A decade after that I took clear note of the changes in northern Michigan’s snow sports industry as a result of warming temperature. And a decade after that reported on the 12-year drought in Australia’s Murray-Darling Basin, the nation’s pimary food-growing region, where entire farm sectors were being put out of business by the most visible example of the effects of climate change in any industrial nation.
In between all of this my pen, notebook, now laptop computer and IPhone, traversed the various risk-benefit, economic, scientific, and political experts, the grassroots activist offices, corporate suites, and major media newsrooms that form the basic geography of vigorous dispute in the U.S. I’ve explored in too many published words to remember, as well as broadcast interviews and public speeches the gathered facts about the toxicity of farm chemicals, the wisdom of introducing genetically-engineered organisms into the environment, the safety of burying radioactive wastes in underground dumps in New Mexico and Nevada, the hazards of nuclear weapons production and disposal, the cost and risks of incinerating dioxin-contaminated wastes, just to name a few.

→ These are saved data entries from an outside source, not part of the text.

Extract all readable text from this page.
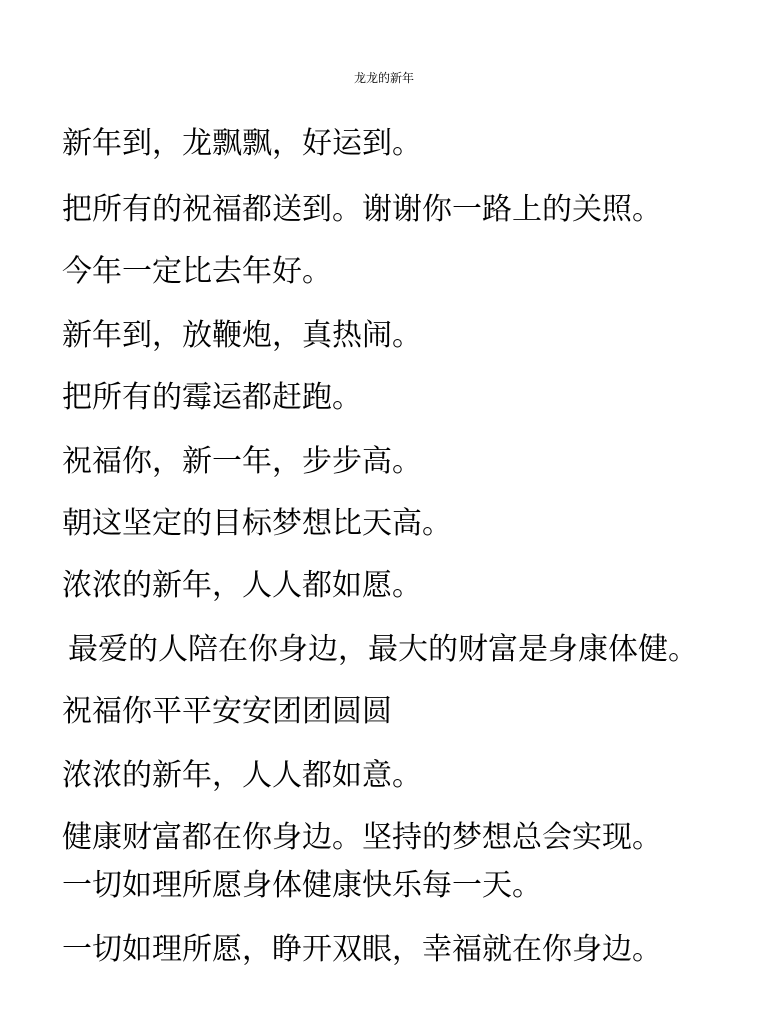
龙龙的新年
新年到，龙飘飘，好运到。
把所有的祝福都送到。谢谢你一路上的关照。
今年一定比去年好。
新年到，放鞭炮，真热闹。
把所有的霉运都赶跑。
祝福你，新一年，步步高。
朝这坚定的目标梦想比天高。
浓浓的新年，人人都如愿。
最爱的人陪在你身边，最大的财富是身康体健。
祝福你平平安安团团圆圆
浓浓的新年，人人都如意。
健康财富都在你身边。坚持的梦想总会实现。
一切如理所愿身体健康快乐每一天。
一切如理所愿，睁开双眼，幸福就在你身边。
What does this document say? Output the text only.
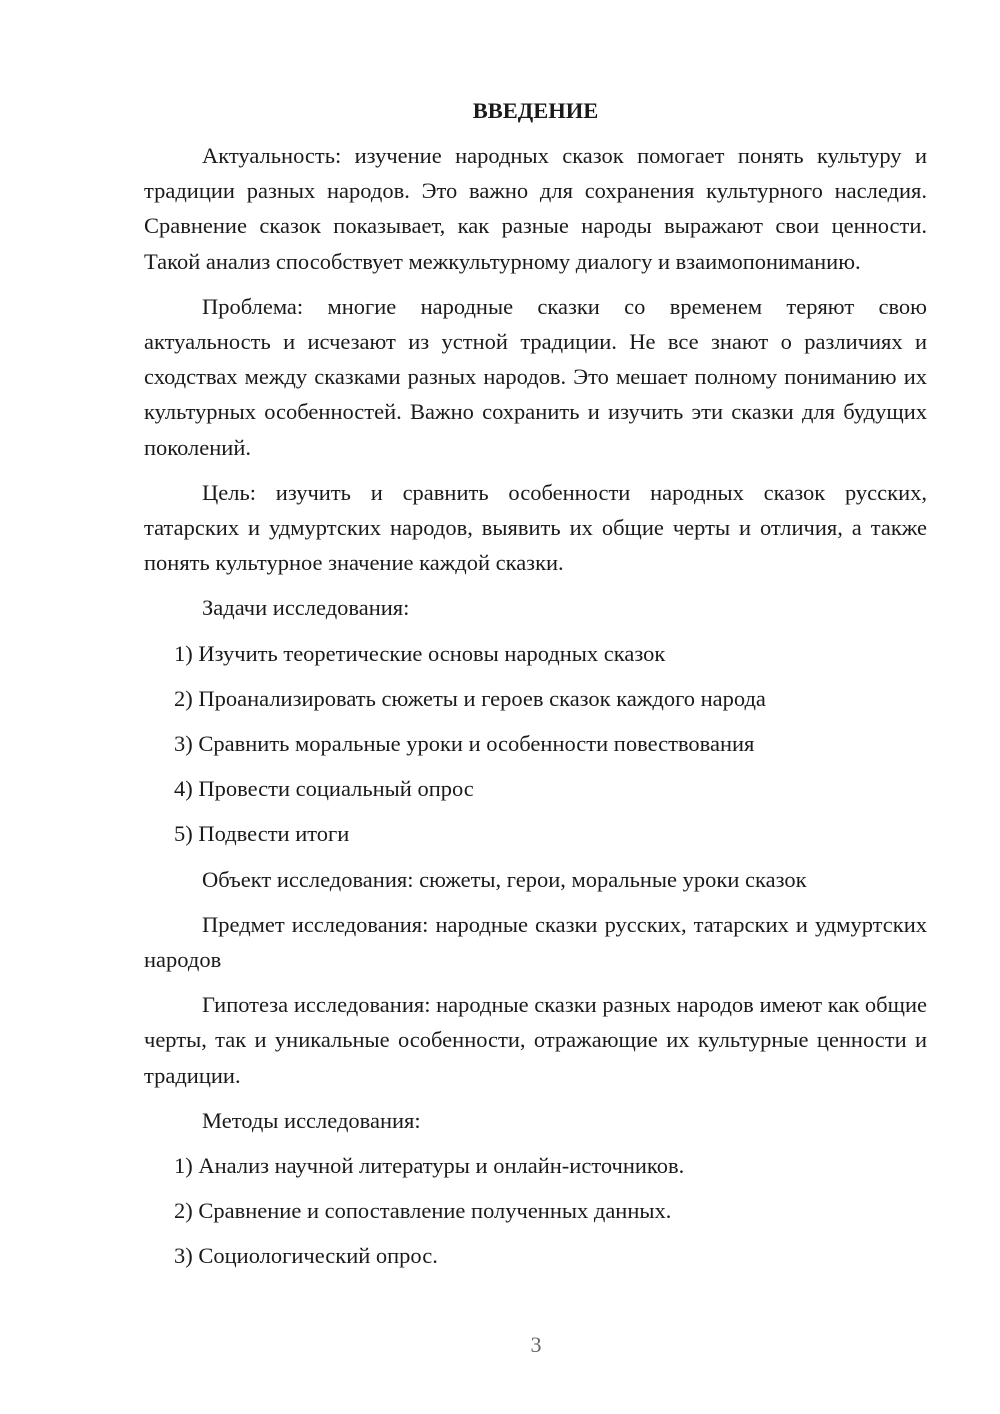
ВВЕДЕНИЕ

Актуальность: изучение народных сказок помогает понять культуру и традиции разных народов. Это важно для сохранения культурного наследия. Сравнение сказок показывает, как разные народы выражают свои ценности. Такой анализ способствует межкультурному диалогу и взаимопониманию.

Проблема: многие народные сказки со временем теряют свою актуальность и исчезают из устной традиции. Не все знают о различиях и сходствах между сказками разных народов. Это мешает полному пониманию их культурных особенностей. Важно сохранить и изучить эти сказки для будущих поколений.

Цель: изучить и сравнить особенности народных сказок русских, татарских и удмуртских народов, выявить их общие черты и отличия, а также понять культурное значение каждой сказки.

Задачи исследования:
1) Изучить теоретические основы народных сказок
2) Проанализировать сюжеты и героев сказок каждого народа
3) Сравнить моральные уроки и особенности повествования
4) Провести социальный опрос
5) Подвести итоги

Объект исследования: сюжеты, герои, моральные уроки сказок

Предмет исследования: народные сказки русских, татарских и удмуртских народов

Гипотеза исследования: народные сказки разных народов имеют как общие черты, так и уникальные особенности, отражающие их культурные ценности и традиции.

Методы исследования:
1) Анализ научной литературы и онлайн-источников.
2) Сравнение и сопоставление полученных данных.
3) Социологический опрос.
3
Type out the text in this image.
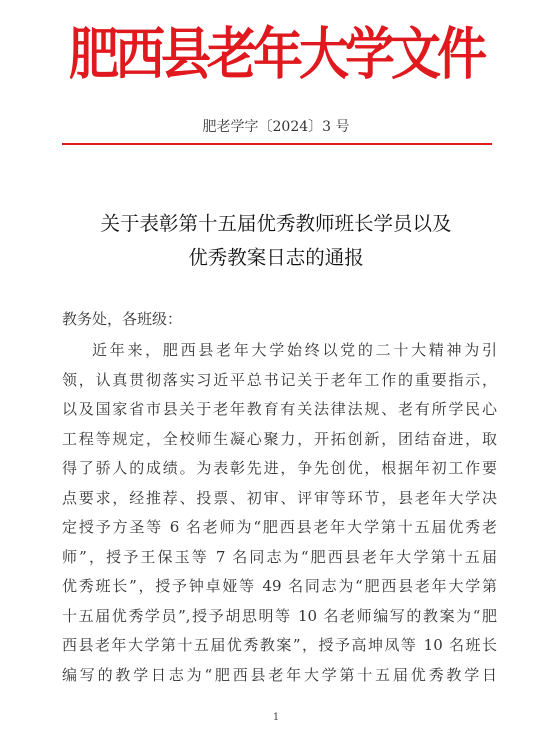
肥西县老年大学文件
肥老学字〔2024〕3 号
关于表彰第十五届优秀教师班长学员以及
优秀教案日志的通报
教务处，各班级：
近年来，肥西县老年大学始终以党的二十大精神为引
领，认真贯彻落实习近平总书记关于老年工作的重要指示，
以及国家省市县关于老年教育有关法律法规、老有所学民心
工程等规定，全校师生凝心聚力，开拓创新，团结奋进，取
得了骄人的成绩。为表彰先进，争先创优，根据年初工作要
点要求，经推荐、投票、初审、评审等环节，县老年大学决
定授予方圣等 6 名老师为“肥西县老年大学第十五届优秀老
师”，授予王保玉等 7 名同志为“肥西县老年大学第十五届
优秀班长”，授予钟卓娅等 49 名同志为“肥西县老年大学第
十五届优秀学员”,授予胡思明等 10 名老师编写的教案为“肥
西县老年大学第十五届优秀教案”，授予高坤凤等 10 名班长
编写的教学日志为“肥西县老年大学第十五届优秀教学日
1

The decades of the late 20th century and the earliest years of the 21st that formed the heart of my career were largely defined by the central idea of American environmentalism. The industrial world was a danger to air, water, land, wild creatures and people. But sound law, effective regulation, civic activism, and strong reporting could be applied to substantially reduce the risk. America, in short, showed itself capable of mitigating harm, cleaning up pollution, and preserving the wild places that supported the nation’s natural diversity. I have lived for 20 years in northwest Michigan, a place that proved the effectiveness and value of these ideas.
I just never thought we’d be afraid of the wind.
More than three years ago my work shifted to a new path fostered by the understanding that climate change, national security risks, and the nation’s crying need for innovation to spark job growth represented a remarkable opportunity for environmentalism. One of the most important solutions for the warming planet, oil-related wars, and new jobs was pursuing clean energy development here at home. Nature offered an answer in unlimited quantities of energy from the sun, the wind, the earth (geothermal), and from converting plants to fuel. Applying our intelligence to harvest these sources, including producing cars that didn’t need oil-based fuels, represented a much safer way of conducting our affairs.
The basic construct of a transition to new energy sources seems sound. By no means, though, are Americans convinced about the benefits or the risks. As I noted in an earlier post this week, Republicans are suspicious of the science of climate change and ideologically opposed to public investment in clean energy. Grassroots activists are resisting construction of clean energy projects of scale all over the country and especially here in Michigan. Most everybody else is hardly paying attention, driven instead by concerns about job security, falling incomes, the price of gasoline, their liberal neighbors, their conservative neighbors, China, terrorism, you name it.
Boiled down, the country is expressing its fear of the future. Fear is the dominant American emotion of our time. Fear could halt a major clean energy investment in my home county and has already done so in many others across the country.
How is it that a nation so fearless that it put a man on the moon, built an interstate highway system, protected civil rights and women’s rights and gay rights, made industrial workers the highest paid on Earth, instituted an environmental protection program that grew the economy eight-fold, strengthened its great universities, and elected a black president has become immobilized? How is it that we’ve become afraid of the wind?